I am actually quite proud of myself this year.

1. I managed to avoid ALL of the end of year retrospectives on who died in the last 12 months. All those little video clips of actors, waving goodbye to the camera from that great movie that they made; all of those composite shots of conductors or musicians against their embedded soundtracks, all of the tributes to those persons of influence that actually made a difference in the world. All of those things, not in my consciousness this year....except for the passing of Pavarotti. And even though I am not a huge opera fan; I know the world is quiet in a sadder way, for the loss of that unique voice.

2. I managed to avoid making ANY New Year resolutions. And this...is the focus of my rambling today....

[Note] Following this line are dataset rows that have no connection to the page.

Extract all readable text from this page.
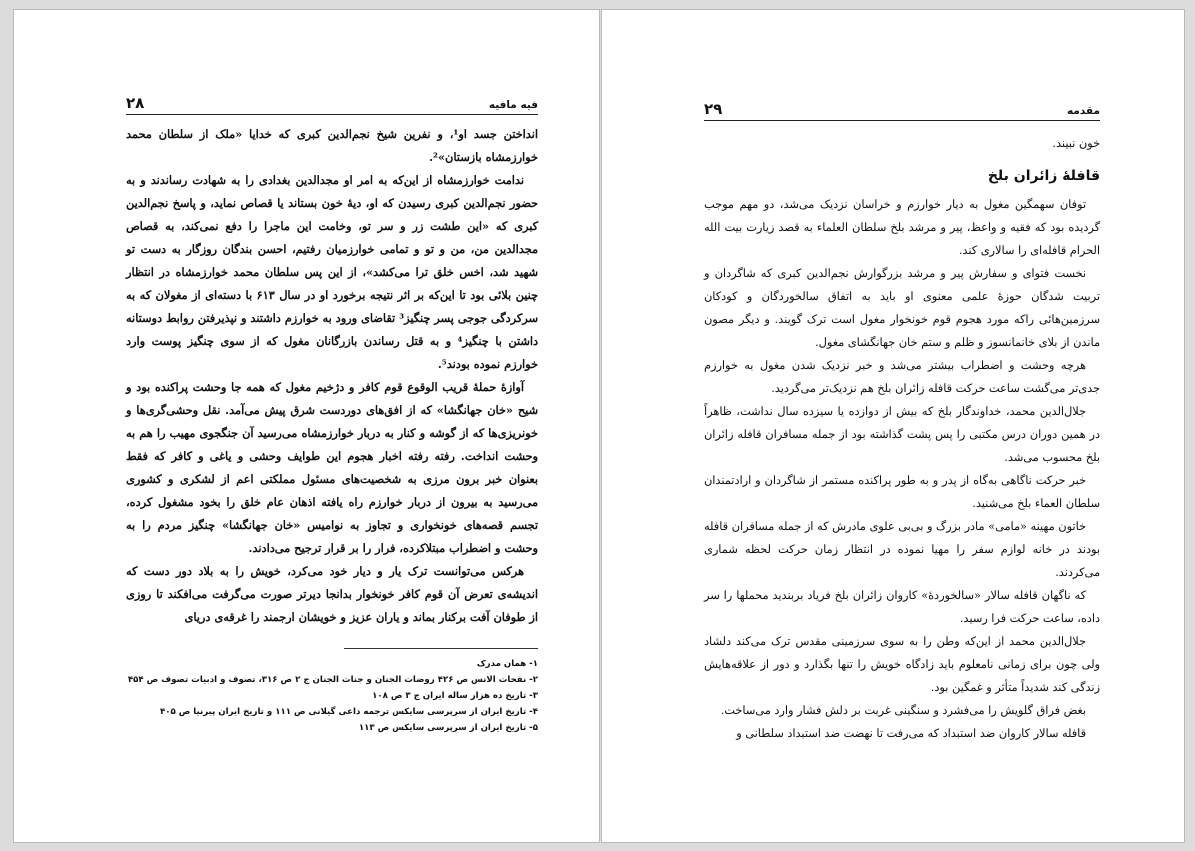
فیه مافیه
۲۸

انداختن جسد او¹، و نفرین شیخ نجم‌الدین کبری که خدایا «ملک از سلطان محمد خوارزمشاه بازستان»².

ندامت خوارزمشاه از این‌که به امر او مجدالدین بغدادی را به شهادت رساندند و به حضور نجم‌الدین کبری رسیدن که او، دیهٔ خون بستاند یا قصاص نماید، و پاسخ نجم‌الدین کبری که «این طشت زر و سر تو، وخامت این ماجرا را دفع نمی‌کند، به قصاص مجدالدین من، من و تو و تمامی خوارزمیان رفتیم، احسن بندگان روزگار به دست تو شهید شد، اخس خلق ترا می‌کشد»، از این پس سلطان محمد خوارزمشاه در انتظار چنین بلائی بود تا این‌که بر اثر نتیجه برخورد او در سال ۶۱۳ با دسته‌ای از مغولان که به سرکردگی جوجی پسر چنگیز³ تقاضای ورود به خوارزم داشتند و نپذیرفتن روابط دوستانه داشتن با چنگیز⁴ و به قتل رساندن بازرگانان مغول که از سوی چنگیز پوست وارد خوارزم نموده بودند⁵.

آوازهٔ حملهٔ قریب الوقوع قوم کافر و دژخیم مغول که همه جا وحشت پراکنده بود و شیح «خان جهانگشا» که از افق‌های دوردست شرق پیش می‌آمد. نقل وحشی‌گری‌ها و خونریزی‌ها که از گوشه و کنار به دربار خوارزمشاه می‌رسید آن جنگجوی مهیب را هم به وحشت انداخت. رفته رفته اخبار هجوم این طوایف وحشی و یاغی و کافر که فقط بعنوان خبر برون مرزی به شخصیت‌های مسئول مملکتی اعم از لشکری و کشوری می‌رسید به بیرون از دربار خوارزم راه یافته اذهان عام خلق را بخود مشغول کرده، تجسم قصه‌های خونخواری و تجاوز به نوامیس «خان جهانگشا» چنگیز مردم را به وحشت و اضطراب مبتلاکرده، فرار را بر قرار ترجیح می‌دادند.

هرکس می‌توانست ترک یار و دیار خود می‌کرد، خویش را به بلاد دور دست که اندیشه‌ی تعرض آن قوم کافر خونخوار بدانجا دیرتر صورت می‌گرفت می‌افکند تا روزی از طوفان آفت برکنار بماند و یاران عزیز و خویشان ارجمند را غرقه‌ی دریای

۱- همان مدرک
۲- نفحات الانس ص ۴۲۶ روضات الجنان و جنات الجنان ج ۲ ص ۳۱۶، تصوف و ادبیات تصوف ص ۴۵۴
۳- تاریخ ده هزار ساله ایران ج ۳ ص ۱۰۸
۴- تاریخ ایران از سرپرسی سایکس ترجمه داعی گیلانی ص ۱۱۱ و تاریخ ایران پیرنیا ص ۴۰۵
۵- تاریخ ایران از سرپرسی سایکس ص ۱۱۳
مقدمه
۲۹

خون نبیند.

قافلهٔ زائران بلخ

توفان سهمگین مغول به دیار خوارزم و خراسان نزدیک می‌شد، دو مهم موجب گردیده بود که فقیه و واعظ، پیر و مرشد بلخ سلطان العلماء به قصد زیارت بیت الله الحرام قافله‌ای را سالاری کند.

نخست فتوای و سفارش پیر و مرشد بزرگوارش نجم‌الدین کبری که شاگردان و تربیت شدگان حوزهٔ علمی معنوی او باید به اتفاق سالخوردگان و کودکان سرزمین‌هائی راکه مورد هجوم قوم خونخوار مغول است ترک گویند. و دیگر مصون ماندن از بلای خانمانسوز و ظلم و ستم خان جهانگشای مغول.

هرچه وحشت و اضطراب بیشتر می‌شد و خبر نزدیک شدن مغول به خوارزم جدی‌تر می‌گشت ساعت حرکت قافله زائران بلخ هم نزدیک‌تر می‌گردید.

جلال‌الدین محمد، خداوندگار بلخ که بیش از دوازده یا سیزده سال نداشت، ظاهراً در همین دوران درس مکتبی را پس پشت گذاشته بود از جمله مسافران قافله زائران بلخ محسوب می‌شد.

خبر حرکت ناگاهی به‌گاه از پدر و به طور پراکنده مستمر از شاگردان و ارادتمندان سلطان العماء بلخ می‌شنید.

خاتون مهینه «مامی» مادر بزرگ و بی‌بی علوی مادرش که از جمله مسافران قافله بودند در خانه لوازم سفر را مهیا نموده در انتظار زمان حرکت لحظه شماری می‌کردند.

که ناگهان قافله سالار «سالخوردهٔ» کاروان زائران بلخ فریاد بربندید محملها را سر داده، ساعت حرکت فرا رسید.

جلال‌الدین محمد از این‌که وطن را به سوی سرزمینی مقدس ترک می‌کند دلشاد ولی چون برای زمانی نامعلوم باید زادگاه خویش را تنها بگذارد و دور از علاقه‌هایش زندگی کند شدیداً متأثر و غمگین بود.

بغض فراق گلویش را می‌فشرد و سنگینی غربت بر دلش فشار وارد می‌ساخت.

قافله سالار کاروان ضد استبداد که می‌رفت تا نهضت ضد استبداد سلطانی و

For my YMCA of choice is filled right now, with the resolute. The smallish parking lot is clogged with the chariots of the well intentioned. The locker spaces are filled, the showers are running non stop. Everyone is on and off the scale--sighs, groans, growls and small whoops of joy sometimes can be heard. Most, I think, view the numbers in quiet desperation.

There is a relative kindness at this time of year, that all of us in the weight room seem to extend to each other. We recognize that we are all trying to make good on that midnight vow we made, after having a last treat at 11:45. We're trying to look practiced as we remember how to adjust machines...wait patiently when the one we want is in use...and we covertly scowl at those that don't look like they have a reason to be there in the first place.

We are not yet through January, and the game of Chicken has begun. Which of us will drop out of the effort to change what we think we must, first ? While it may mean one more parking space, or less time waiting for that infernal elliptical machine, I'll be a bit sad to see the faces that right now reflect our collective determination, change to frustration and finally disappear all together.

Come and hang out with me in January.... I'll bring an extra bottle of water.